When our lecturer first told us to talk to each other and we only vaguely knew who he was referring to, I don’t think Lienus or I could have imagined that it would lead to the day when we met with the Minister of Foreign Affairs of Georgia. When we first started discussing the possibility of arranging a trip to Georgia, we certainly didn’t dream of such an amazing experience; in fact, there were many moments where we both doubted it would ever even happen. Yet here we are, freshly returned from Tbilisi with a group of students from the University of Westminster’s Democratic Education Network (DEN), as well as the lecturer, Dr. Farhang Morady, who first told us to talk to each other.
It has been a mind-blowing experience from the moment we stepped off the plane (or perhaps before that, as we travelled through the night with a stop-over in Istanbul) and were met by our most hospitable of hosts, Giorgi Tsiklauri, and our fellow Westminster student and Georgian resident who would be our incredibly capable interpreter, David Kenkadze. Our first day saw us whisked away to St Andrew the First-Called University of Georgia (SANGU) where we received a highly informative lecture on Georgia from the rector of the university, Sergo Vardosanidze. We received the warmest of welcomes from the moment of arrival in Georgia, from everyone we met. Our first evening was spent with mountains of fresh and delicious Georgian food and wine as well as first-class entertainment courtesy of father and son, Kakhi and David Kenkadze. These Georgians know how to host!
Our second day saw us really getting down to business. Firstly a SANGU lecture on Georgia’s tourism industry from Niko Kvaracxelia followed by a meeting at the Ministry of internally displaced persons and refugees. The lecture on tourism was really interesting and made me reflect upon the role of tourism in the development of a country. From the ministry of IDP’s, my overwhelming impression of Georgia’s approach here is that they are doing all they possibly can for their vulnerable population with the limited resources available to them. The social care system is aiming to do all that you could ask; providing housing, healthcare and benefits through effective and well-planned strategies.
Our final meeting of the day was with the Georgian chapter of Transparency International. I felt this meeting was very informative and crucial in giving us a more balanced insight into Georgia. Given that corruption was Georgia’s biggest problem, Transparency International has played a vital role in the transforming the country.
Day three…and many more meetings ahead of us, starting with a lecture at SANGU on Georgian economics from Levan Kistauri.
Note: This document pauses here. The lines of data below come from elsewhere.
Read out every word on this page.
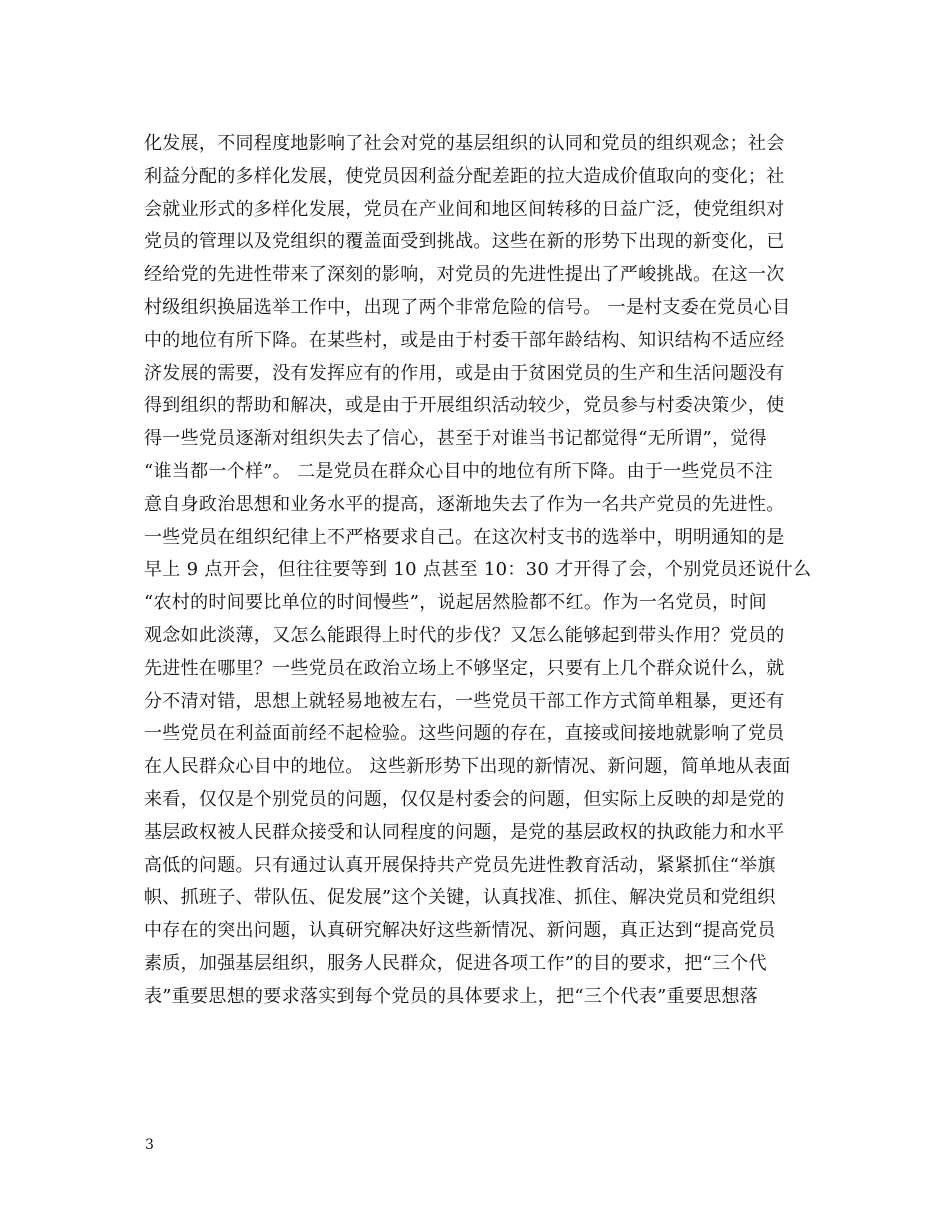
化发展，不同程度地影响了社会对党的基层组织的认同和党员的组织观念；社会
利益分配的多样化发展，使党员因利益分配差距的拉大造成价值取向的变化；社
会就业形式的多样化发展，党员在产业间和地区间转移的日益广泛，使党组织对
党员的管理以及党组织的覆盖面受到挑战。这些在新的形势下出现的新变化，已
经给党的先进性带来了深刻的影响，对党员的先进性提出了严峻挑战。在这一次
村级组织换届选举工作中，出现了两个非常危险的信号。 一是村支委在党员心目
中的地位有所下降。在某些村，或是由于村委干部年龄结构、知识结构不适应经
济发展的需要，没有发挥应有的作用，或是由于贫困党员的生产和生活问题没有
得到组织的帮助和解决，或是由于开展组织活动较少，党员参与村委决策少，使
得一些党员逐渐对组织失去了信心，甚至于对谁当书记都觉得“无所谓”，觉得
“谁当都一个样”。 二是党员在群众心目中的地位有所下降。由于一些党员不注
意自身政治思想和业务水平的提高，逐渐地失去了作为一名共产党员的先进性。
一些党员在组织纪律上不严格要求自己。在这次村支书的选举中，明明通知的是
早上 9 点开会，但往往要等到 10 点甚至 10：30 才开得了会，个别党员还说什么
“农村的时间要比单位的时间慢些”，说起居然脸都不红。作为一名党员，时间
观念如此淡薄，又怎么能跟得上时代的步伐？又怎么能够起到带头作用？党员的
先进性在哪里？一些党员在政治立场上不够坚定，只要有上几个群众说什么，就
分不清对错，思想上就轻易地被左右，一些党员干部工作方式简单粗暴，更还有
一些党员在利益面前经不起检验。这些问题的存在，直接或间接地就影响了党员
在人民群众心目中的地位。 这些新形势下出现的新情况、新问题，简单地从表面
来看，仅仅是个别党员的问题，仅仅是村委会的问题，但实际上反映的却是党的
基层政权被人民群众接受和认同程度的问题，是党的基层政权的执政能力和水平
高低的问题。只有通过认真开展保持共产党员先进性教育活动，紧紧抓住“举旗
帜、抓班子、带队伍、促发展”这个关键，认真找准、抓住、解决党员和党组织
中存在的突出问题，认真研究解决好这些新情况、新问题，真正达到“提高党员
素质，加强基层组织，服务人民群众，促进各项工作”的目的要求，把“三个代
表”重要思想的要求落实到每个党员的具体要求上，把“三个代表”重要思想落
3
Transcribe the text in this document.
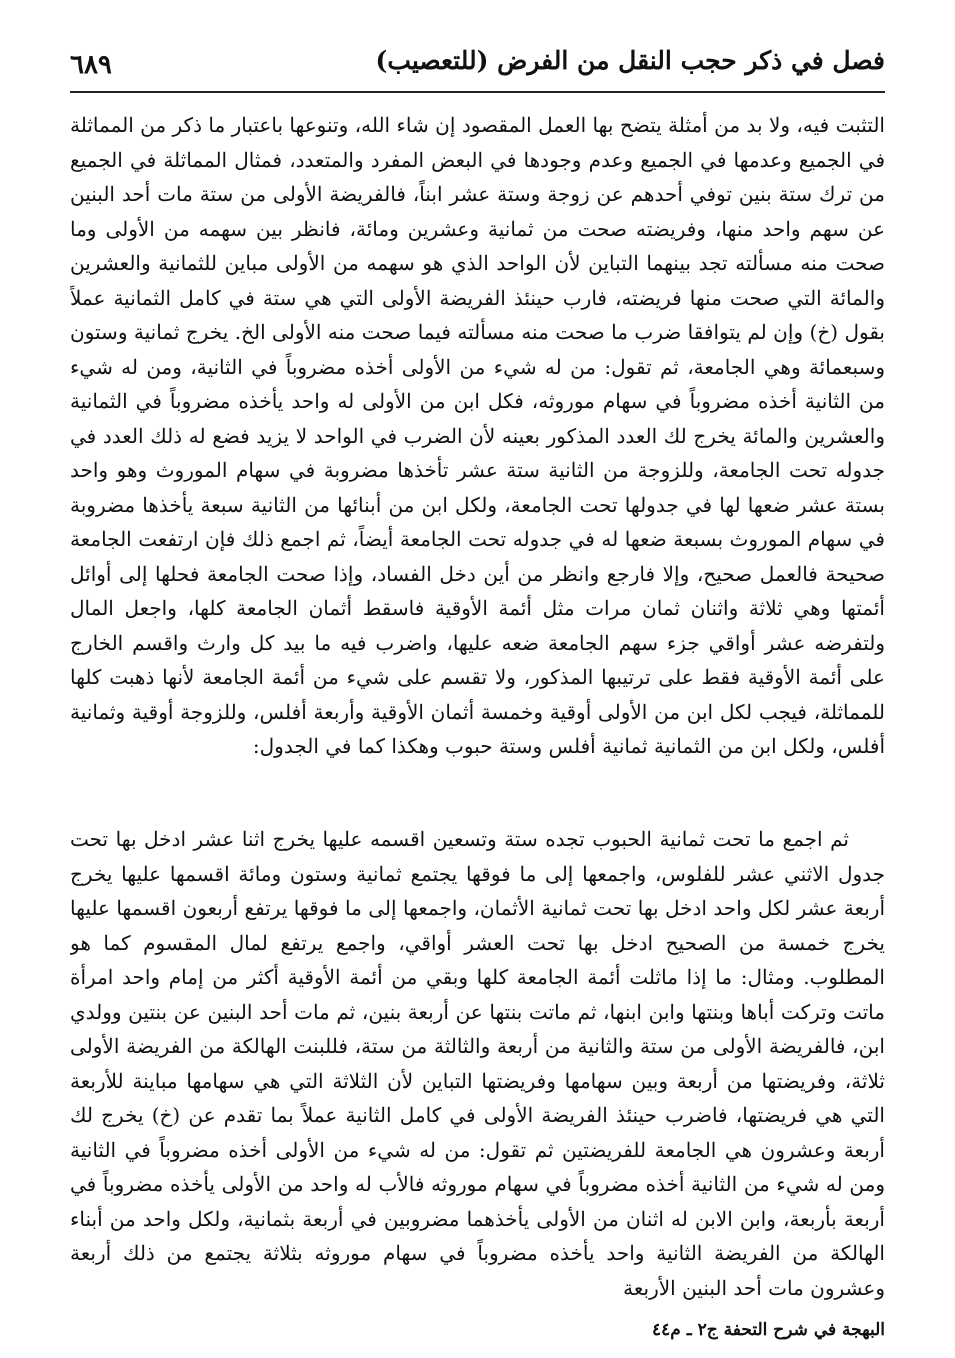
٦٨٩	فصل في ذكر حجب النقل من الفرض (للتعصيب)

التثبت فيه، ولا بد من أمثلة يتضح بها العمل المقصود إن شاء الله، وتنوعها باعتبار ما ذكر من المماثلة في الجميع وعدمها في الجميع وعدم وجودها في البعض المفرد والمتعدد، فمثال المماثلة في الجميع من ترك ستة بنين توفي أحدهم عن زوجة وستة عشر ابناً، فالفريضة الأولى من ستة مات أحد البنين عن سهم واحد منها، وفريضته صحت من ثمانية وعشرين ومائة، فانظر بين سهمه من الأولى وما صحت منه مسألته تجد بينهما التباين لأن الواحد الذي هو سهمه من الأولى مباين للثمانية والعشرين والمائة التي صحت منها فريضته، فارب حينئذ الفريضة الأولى التي هي ستة في كامل الثمانية عملاً بقول (خ) وإن لم يتوافقا ضرب ما صحت منه مسألته فيما صحت منه الأولى الخ. يخرج ثمانية وستون وسبعمائة وهي الجامعة، ثم تقول: من له شيء من الأولى أخذه مضروباً في الثانية، ومن له شيء من الثانية أخذه مضروباً في سهام موروثه، فكل ابن من الأولى له واحد يأخذه مضروباً في الثمانية والعشرين والمائة يخرج لك العدد المذكور بعينه لأن الضرب في الواحد لا يزيد فضع له ذلك العدد في جدوله تحت الجامعة، وللزوجة من الثانية ستة عشر تأخذها مضروبة في سهام الموروث وهو واحد بستة عشر ضعها لها في جدولها تحت الجامعة، ولكل ابن من أبنائها من الثانية سبعة يأخذها مضروبة في سهام الموروث بسبعة ضعها له في جدوله تحت الجامعة أيضاً، ثم اجمع ذلك فإن ارتفعت الجامعة صحيحة فالعمل صحيح، وإلا فارجع وانظر من أين دخل الفساد، وإذا صحت الجامعة فحلها إلى أوائل أئمتها وهي ثلاثة واثنان ثمان مرات مثل أئمة الأوقية فاسقط أثمان الجامعة كلها، واجعل المال ولتفرضه عشر أواقي جزء سهم الجامعة ضعه عليها، واضرب فيه ما بيد كل وارث واقسم الخارج على أئمة الأوقية فقط على ترتيبها المذكور، ولا تقسم على شيء من أئمة الجامعة لأنها ذهبت كلها للمماثلة، فيجب لكل ابن من الأولى أوقية وخمسة أثمان الأوقية وأربعة أفلس، وللزوجة أوقية وثمانية أفلس، ولكل ابن من الثمانية ثمانية أفلس وستة حبوب وهكذا كما في الجدول:

ثم اجمع ما تحت ثمانية الحبوب تجده ستة وتسعين اقسمه عليها يخرج اثنا عشر ادخل بها تحت جدول الاثني عشر للفلوس، واجمعها إلى ما فوقها يجتمع ثمانية وستون ومائة اقسمها عليها يخرج أربعة عشر لكل واحد ادخل بها تحت ثمانية الأثمان، واجمعها إلى ما فوقها يرتفع أربعون اقسمها عليها يخرج خمسة من الصحيح ادخل بها تحت العشر أواقي، واجمع يرتفع لمال المقسوم كما هو المطلوب. ومثال: ما إذا ماثلت أئمة الجامعة كلها وبقي من أئمة الأوقية أكثر من إمام واحد امرأة ماتت وتركت أباها وبنتها وابن ابنها، ثم ماتت بنتها عن أربعة بنين، ثم مات أحد البنين عن بنتين وولدي ابن، فالفريضة الأولى من ستة والثانية من أربعة والثالثة من ستة، فللبنت الهالكة من الفريضة الأولى ثلاثة، وفريضتها من أربعة وبين سهامها وفريضتها التباين لأن الثلاثة التي هي سهامها مباينة للأربعة التي هي فريضتها، فاضرب حينئذ الفريضة الأولى في كامل الثانية عملاً بما تقدم عن (خ) يخرج لك أربعة وعشرون هي الجامعة للفريضتين ثم تقول: من له شيء من الأولى أخذه مضروباً في الثانية ومن له شيء من الثانية أخذه مضروباً في سهام موروثه فالأب له واحد من الأولى يأخذه مضروباً في أربعة بأربعة، وابن الابن له اثنان من الأولى يأخذهما مضروبين في أربعة بثمانية، ولكل واحد من أبناء الهالكة من الفريضة الثانية واحد يأخذه مضروباً في سهام موروثه بثلاثة يجتمع من ذلك أربعة وعشرون مات أحد البنين الأربعة

البهجة في شرح التحفة ج٢ ـ م٤٤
This lecture really highlighted Georgia’s determination and focus on becoming a liberal capitalist free-market economy. Currently, a large proportion of Georgian’s is self-employed (mainly in agriculture) with very small revenue, which is just one story behind the official unemployment statistic of 13.9%. Our afternoon consisted of a meeting with the Georgian Foundation for Strategic and International Studies, where we heard some more of Georgia’s history and hoped for future from Kakha Gogolashvili and Giorgi Badrizdze.
On to one of the most exciting moments of our trip…when we attended the Ministry of Foreign Affairs. We were all somewhat overwhelmed by the lavish building, and the room in to which we walked only to discover a very formal sight, with all of our names around a table. Now we really felt like professionals! Such meetings gave us a real insight in to what our future careers may look like. I believe I can speak for all of us when I say that it is an experience that will leave a mark on our minds for a very long time. Our final meeting was at Parliament with Sofio Katsarava who talked to us about Georgia’s position in Europe and its path towards the EU.
As well as our many meetings, we did manage to fit in a spot of sight-seeing. Saturday morning was spent visiting the jaw-droppingly stunning Mtskheta, where we visited Jvari Monastery and had a tour of Svetitskhoveli Cathedral. I can’t begin to tell you how much I loved this place, it was beautiful beyond words. I can’t wait to go back again. We were also able to spend some time seeing Tbilisi, including the exquisite Old Town, enchanting Botanical Gardens, and enchanting clock tower.
Tbilisi is an alluring city that we all fell in love with. Most notably, everyone treats you with such hospitality. I have never felt so well looked after. I highly recommend that everyone visits Georgia and I will be returning myself for a trip of a different nature when I go skiing in Gudauri. I will definitely be scheduling a few days in Tbilisi en route, where I will stay once again at the gorgeous Stay Boutique Hotel where I know I am guaranteed an elegant room and top service from the lovely Natiya.